JAnstee_WMF raised the priority of this task from Medium to High.Nov 28 2022, 3:58 PM

@KCVelaga_WMF @ntsako As discussed, for now, we will use a mirrored extract from my supplementation mapping workbook. I created a mirror of only the build 1 data inputs for the 2020 and 2021 calendar years - I pulled these data as of Jan 19, 2023 for date noting. I think we should maybe use 2020 for 2021 and then 2021 for 2022 given the timing of the updates and how it will roll-on forward, but we have the option to also just use the most up-to-date data for both - we should decide and QA.

Final input metrics table moved from ntsako.population_data_input_metrics which now stores the csv data to ntsako.population_leadership_input_metrics

@JAnstee_WMF I have QC'ed the inputs at on this sheet. As the population metrics are directly loaded from the supplements sheet, they are all good.

For editor related inputs, apart from the minor differences, the big differences (countries: AGO, VGB, ZMB, ZWE) are being caused by the unavailability of the data in the 2021 Data Reference sheet.
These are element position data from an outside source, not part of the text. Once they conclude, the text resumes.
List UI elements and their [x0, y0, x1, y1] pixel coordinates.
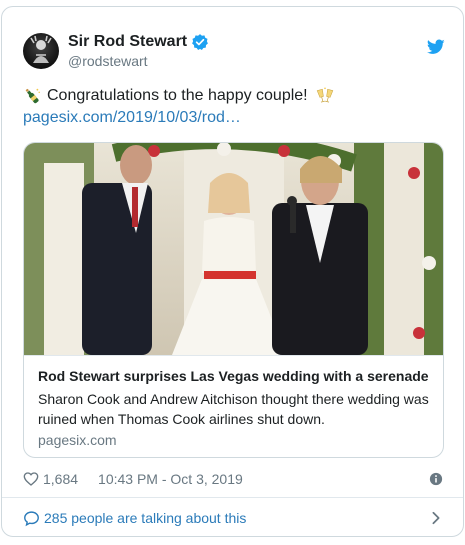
- tweet-meta: 1,684 10:43 PM - Oct 3, 2019: [23, 470, 243, 488]
- verified-badge-icon: [192, 34, 209, 51]
- preview-domain: pagesix.com: [38, 432, 117, 448]
- wedding-photo: [24, 143, 443, 355]
- tweet-link-line: pagesix.com/2019/10/03/rod…: [23, 107, 443, 129]
- clinking-glasses-emoji: [316, 87, 333, 103]
- link-preview-card[interactable]: Rod Stewart surprises Las Vegas wedding …: [23, 142, 444, 458]
- speech-bubble-icon: [24, 511, 39, 527]
- display-name[interactable]: Sir Rod Stewart: [68, 33, 187, 51]
- preview-body: Rod Stewart surprises Las Vegas wedding …: [24, 355, 443, 457]
- avatar[interactable]: [23, 33, 59, 69]
- name-row: Sir Rod Stewart: [68, 33, 209, 51]
- like-count[interactable]: 1,684: [43, 471, 78, 487]
- tweet-timestamp[interactable]: 10:43 PM - Oct 3, 2019: [98, 471, 243, 487]
- tweet-text: Congratulations to the happy couple! pag…: [23, 85, 443, 129]
- info-icon[interactable]: [429, 472, 443, 486]
- avatar-figure: [30, 35, 52, 63]
- tweet-text-line: Congratulations to the happy couple!: [23, 85, 443, 107]
- twitter-bird-icon[interactable]: [427, 39, 445, 55]
- preview-title[interactable]: Rod Stewart surprises Las Vegas wedding …: [38, 367, 429, 385]
- tweet-link[interactable]: pagesix.com/2019/10/03/rod…: [23, 107, 241, 129]
- conversation-link[interactable]: 285 people are talking about this: [44, 509, 246, 527]
- tweet-message: Congratulations to the happy couple!: [47, 87, 308, 104]
- bottle-with-popping-cork-emoji: [25, 88, 40, 104]
- heart-icon[interactable]: [23, 471, 39, 487]
- handle[interactable]: @rodstewart: [68, 53, 148, 69]
- preview-description: Sharon Cook and Andrew Aitchison thought…: [38, 391, 429, 427]
- conversation-footer[interactable]: 285 people are talking about this: [2, 498, 463, 536]
- tweet-embed[interactable]: Sir Rod Stewart @rodstewart Congratulati…: [1, 6, 464, 537]
- chevron-right-icon[interactable]: [429, 511, 443, 525]
- tweet-header: Sir Rod Stewart @rodstewart: [2, 7, 463, 75]
- preview-image[interactable]: [24, 143, 443, 355]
Rest looks good.

Noting column name change from population_thousands to population_total

@ntsako There is one column needing renaming in the inputs file ntsako.population_data_input_metrics

population_thousands should be changed to population_total

@KCVelaga_WMF - With the caveat of the column name change, signing off on the QA for the data

@ntsako -ok here are the revised column names round 2:
FROM:
population_total TO population_annual_signal
population_growth_rate TO population_annual_change
population_wikipedia_editors TO wikipedia_annual_signal
population_global_editors_annual_signal TO wikimedia_annual_signal
population_global_active_editors_annual_signal TO wikimedia_active_annual_signal
internet_user_access TO internet_percent_annual_signal

Data loaded in production